La Cour Suprême britannique débutera aujourd’hui des consultations visant à statuer sur la situation de deux homosexuels ayant fui la répression dans leur pays. Leurs avocats s'insurgent contre la minimisation des risques encourus.

Pour l’instant déboutés, «T» et «J», un camerounais et un iranien, font appel à la Cour Suprême de Grande-Bretagne. Le premier aurait fui après avoir été tabassé par une bande alors qu’il embrassait publiquement un autre homme, dans un contexte où l’homophobie est attisée par les chefs religieux et où la presse pratique le outing à outrance. Le tribunal a reconnu, compte tenu des récentes exécutions, que le second courrait un risque réel s’il devait retourner dans son pays.

Pourtant, l’avis juridique actuel statue que ces deux hommes doivent retourner dans leur pays et y être «discrets» par rapport à leur orientation sexuelle.
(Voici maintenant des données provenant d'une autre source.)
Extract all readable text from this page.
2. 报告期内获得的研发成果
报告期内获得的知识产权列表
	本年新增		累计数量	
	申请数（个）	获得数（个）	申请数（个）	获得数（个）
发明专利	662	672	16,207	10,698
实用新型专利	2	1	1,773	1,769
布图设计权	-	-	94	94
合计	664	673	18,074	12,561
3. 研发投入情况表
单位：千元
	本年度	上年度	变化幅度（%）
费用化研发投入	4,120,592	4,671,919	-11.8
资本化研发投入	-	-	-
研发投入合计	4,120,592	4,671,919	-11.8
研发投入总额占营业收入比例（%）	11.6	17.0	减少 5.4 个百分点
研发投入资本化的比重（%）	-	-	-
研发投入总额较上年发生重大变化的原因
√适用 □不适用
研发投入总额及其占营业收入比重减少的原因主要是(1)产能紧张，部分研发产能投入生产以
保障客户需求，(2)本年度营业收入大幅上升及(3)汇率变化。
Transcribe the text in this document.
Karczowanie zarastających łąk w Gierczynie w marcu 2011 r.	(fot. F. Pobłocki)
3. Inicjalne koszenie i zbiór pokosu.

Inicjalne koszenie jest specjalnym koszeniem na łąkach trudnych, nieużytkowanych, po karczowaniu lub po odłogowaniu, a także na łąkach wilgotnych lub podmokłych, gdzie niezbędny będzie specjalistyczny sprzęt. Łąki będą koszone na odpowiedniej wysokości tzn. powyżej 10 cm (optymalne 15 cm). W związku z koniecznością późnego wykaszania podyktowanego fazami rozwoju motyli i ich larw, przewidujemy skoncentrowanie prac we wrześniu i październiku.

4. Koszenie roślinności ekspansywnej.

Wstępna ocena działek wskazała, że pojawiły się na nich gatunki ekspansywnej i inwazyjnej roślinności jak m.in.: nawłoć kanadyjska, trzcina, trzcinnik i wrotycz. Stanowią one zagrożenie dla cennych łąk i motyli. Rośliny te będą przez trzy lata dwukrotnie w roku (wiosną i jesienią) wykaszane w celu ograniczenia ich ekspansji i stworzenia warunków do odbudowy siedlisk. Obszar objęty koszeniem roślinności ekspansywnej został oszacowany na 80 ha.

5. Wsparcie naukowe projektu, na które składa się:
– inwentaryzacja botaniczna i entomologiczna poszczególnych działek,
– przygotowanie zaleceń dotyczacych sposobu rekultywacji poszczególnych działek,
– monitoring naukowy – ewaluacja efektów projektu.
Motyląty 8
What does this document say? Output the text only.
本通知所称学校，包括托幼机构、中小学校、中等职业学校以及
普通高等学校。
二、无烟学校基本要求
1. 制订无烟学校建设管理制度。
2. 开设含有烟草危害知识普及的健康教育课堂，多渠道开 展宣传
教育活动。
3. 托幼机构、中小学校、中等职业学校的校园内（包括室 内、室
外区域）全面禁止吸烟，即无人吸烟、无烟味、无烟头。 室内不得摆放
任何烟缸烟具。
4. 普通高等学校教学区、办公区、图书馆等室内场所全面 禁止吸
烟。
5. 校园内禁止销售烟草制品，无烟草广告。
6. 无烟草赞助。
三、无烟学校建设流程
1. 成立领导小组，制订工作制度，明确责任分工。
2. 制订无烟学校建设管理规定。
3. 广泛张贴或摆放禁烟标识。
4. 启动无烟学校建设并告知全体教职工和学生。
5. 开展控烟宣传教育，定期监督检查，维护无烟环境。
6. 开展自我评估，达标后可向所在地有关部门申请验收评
Un raisonnement dénoncé par les avocats des exilés comme le «principe Anne Frank», sous-tendant que la fillette juive ne risquait rien tant qu’elle restait enfermée dans son attique amstellodamois. La fin tragique de la jeune allemande, morte dans le camp de Bergen-Belsen, invite à réfléchir sur les dangers que représente le durcissement des politiques d’asile en Europe pour les populations fragilisées. Elle nous incite également à questionner le mépris affiché par certaines autorités par rapport à la capacité des individus à se réaliser pleinement.

Actuellement au Royaume-Uni, le taux de refus des demandes d’asile liées à l’orientation sexuelle se monte à 98%, alors qu’il est de 73% en moyenne. Au niveau européen, l’établissement d’une liste de pays réputés sûrs, dans laquelle figurent toutefois plusieurs Etats condamnant l’homosexualité, contribue à négliger ce type de discrimination et à justifier le renvoi de personnes dont l’intégrité physique et morale se trouve véritablement menacée. Ces affaires rappellent d’autres tristes cas, comme celui d’un mexicain débouté par le Canada parce qu’il n’était pas assez efféminé. Comme si le péril dont des homosexuels peuvent faire l’objet dans des pays où ces pratiques sont pénalisées se résumait à une question de discrétion.